Asylum seekers facing deportation by Australian authorities could go to New Zealand, the country’s Prime Minister has said.

According to reports Prime Minister John Key offered Australian authorities to take 267 asylum seekers – including 37 babies – off their hands. Mr Key added it was “potentially possible” for his country to accept any genuine refugees from Australia.

Under Australia’s tough immigration policy, asylum-seekers who try to reach Australia by sea are sent to detention camps in the Pacific island nation of Papu New Guinea and Naura. They are blocked from being resettled in Australia even if they are found to be refugees.

An agreement brokered by the two countries theoretically allows for New Zealand to take 150 refugees a year from Australia’s immigration system as part of its annual intake of 750 people.

"That offer is there. Historically, the Australians have said no but it is part of the 750 allocation that we have and if they wanted us to take people then, subject to them meeting the criteria, the New Zealand government would be obliged to do that because we've given that commitment that we'd do so," Mr Key said.

The offer of asylum by New Zealand follows a protest at the weekend in which Australians gathered at a hospital to support doctors who refused to discharge a baby facing deportation to a detention camp.

The Lady Cilento Hospital in Brisbane said the year-old girl will not be released "until a suitable home environment is identified".

According to the AFP news agency campaigners from Amnesty International and Greenpeace unfurled a ‘£LetThemStay’ banner on Sydney's iconic harbour calling for the asylum-seekers, who are set to be deported after being brought to Australia for medical treatment, to be allowed to stay.

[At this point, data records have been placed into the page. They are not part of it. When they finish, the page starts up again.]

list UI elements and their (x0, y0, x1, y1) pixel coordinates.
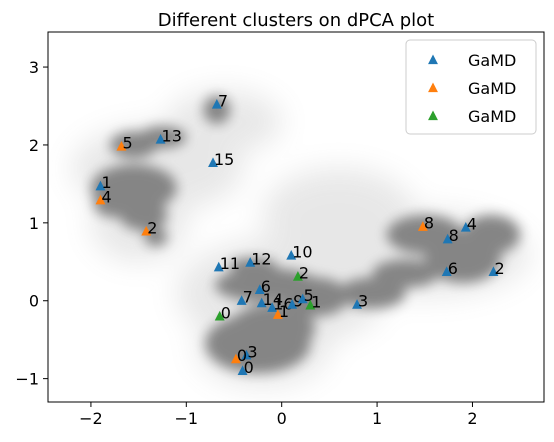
data-point-triangle (297, 293, 308, 304)
data-point-label: 4 (467, 215, 477, 234)
data-point-triangle (488, 266, 499, 277)
data-point-label: 11 (220, 254, 240, 273)
data-point-label: 1 (101, 173, 111, 192)
legend: GaMD GaMD GaMD (405, 39, 537, 135)
data-point-triangle (287, 299, 298, 309)
density-core-region (372, 259, 440, 288)
data-point-triangle (272, 309, 283, 319)
data-point-label: 3 (358, 292, 368, 311)
data-point-label: 10 (292, 243, 312, 262)
data-point-triangle (211, 98, 222, 109)
data-point-label: 6 (448, 259, 458, 278)
x-tick-label: 2 (467, 409, 477, 428)
data-point-triangle (442, 233, 453, 244)
data-point-triangle (441, 266, 452, 277)
data-point-label: 13 (162, 126, 182, 145)
data-point-triangle (256, 297, 267, 308)
legend-label: GaMD (468, 51, 516, 70)
data-point-triangle (116, 141, 127, 151)
series-group: 21 0 (214, 264, 321, 322)
density-haze-region (167, 90, 282, 153)
data-point-triangle (241, 349, 252, 360)
data-point-label: 5 (304, 286, 314, 305)
data-point-triangle (214, 310, 225, 321)
data-point-label: 4 (101, 187, 111, 206)
data-point-triangle (267, 302, 278, 312)
data-point-label: 1 (279, 302, 289, 321)
data-point-triangle (460, 222, 471, 232)
data-point-label: 15 (214, 150, 234, 169)
data-point-label: 8 (424, 214, 434, 233)
series-group: 542 810 (95, 134, 434, 365)
x-tick-label: 1 (372, 409, 382, 428)
legend-box (405, 39, 537, 135)
data-point-triangle (95, 194, 106, 205)
data-point-triangle (245, 257, 256, 267)
data-point-label: 12 (251, 250, 271, 269)
data-point-label: 8 (449, 226, 459, 245)
x-tick-label: −2 (79, 409, 103, 428)
data-point-label: 0 (237, 346, 247, 365)
x-axis: −2 −1 0 1 2 (79, 402, 478, 428)
data-point-label: 9 (293, 292, 303, 311)
data-point-triangle (236, 295, 247, 305)
y-tick-label: 3 (29, 58, 39, 77)
y-tick-label: 1 (29, 214, 39, 233)
data-point-label: 2 (147, 218, 157, 237)
data-point-triangle (305, 299, 316, 310)
y-axis: −1 0 1 2 3 (15, 58, 48, 389)
data-point-triangle (286, 250, 297, 260)
density-core-region (144, 227, 168, 247)
density-core-region (281, 277, 349, 317)
data-point-label: 14 (263, 290, 283, 309)
data-point-triangle (254, 284, 265, 294)
data-point-triangle (213, 261, 224, 272)
data-point-label: 7 (243, 288, 253, 307)
data-point-label: 7 (218, 91, 228, 110)
y-tick-label: 2 (29, 136, 39, 155)
data-point-label: 0 (244, 358, 254, 377)
legend-label: GaMD (468, 79, 516, 98)
data-point-label: 16 (273, 295, 293, 314)
data-point-label: 2 (299, 264, 309, 283)
data-point-label: 6 (261, 277, 271, 296)
legend-marker (428, 82, 438, 93)
density-core-region (138, 126, 187, 149)
data-point-triangle (95, 180, 106, 191)
data-point-triangle (208, 157, 218, 167)
plot-frame (47, 31, 545, 403)
data-point-label: 3 (247, 342, 257, 361)
data-point-label: 1 (311, 292, 321, 311)
density-core-region (229, 304, 316, 352)
x-tick-label: 0 (277, 409, 287, 428)
data-point-triangle (237, 365, 248, 375)
data-point-label: 5 (122, 134, 132, 153)
density-cloud (71, 90, 530, 387)
y-tick-label: 0 (29, 292, 39, 311)
data-point-triangle (230, 353, 241, 364)
y-tick-label: −1 (15, 370, 39, 389)
x-tick-label: −1 (175, 409, 199, 428)
data-point-triangle (292, 271, 303, 281)
data-point-label: 2 (494, 259, 504, 278)
legend-marker (428, 110, 438, 121)
density-core-region (462, 215, 521, 255)
legend-label: GaMD (468, 107, 516, 126)
data-point-triangle (141, 225, 152, 236)
data-point-triangle (417, 221, 428, 231)
density-core-region (119, 199, 168, 231)
density-core-region (203, 95, 231, 124)
chart-title: Different clusters on dPCA plot (158, 10, 434, 31)
data-point-label: 0 (221, 303, 231, 322)
density-core (90, 95, 521, 374)
legend-marker (428, 54, 438, 65)
data-point-triangle (155, 133, 166, 144)
density-haze-region (262, 168, 416, 262)
data-point-triangle (352, 299, 362, 309)
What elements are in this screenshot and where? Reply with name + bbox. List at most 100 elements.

The ‘£LetThemStay’ campaign, which has been trending on Twitter, has also seen hundreds of people maintain a vigil - now in its third day - outside the Brisbane hospital where the baby is being cared for

The 12-month-old infant, who is called Asha and the child of Nepalese asylum-seekers, was brought to the eastern city of Brisbane for treatment in late January after being scalded with hot water at the remote Nauru facility.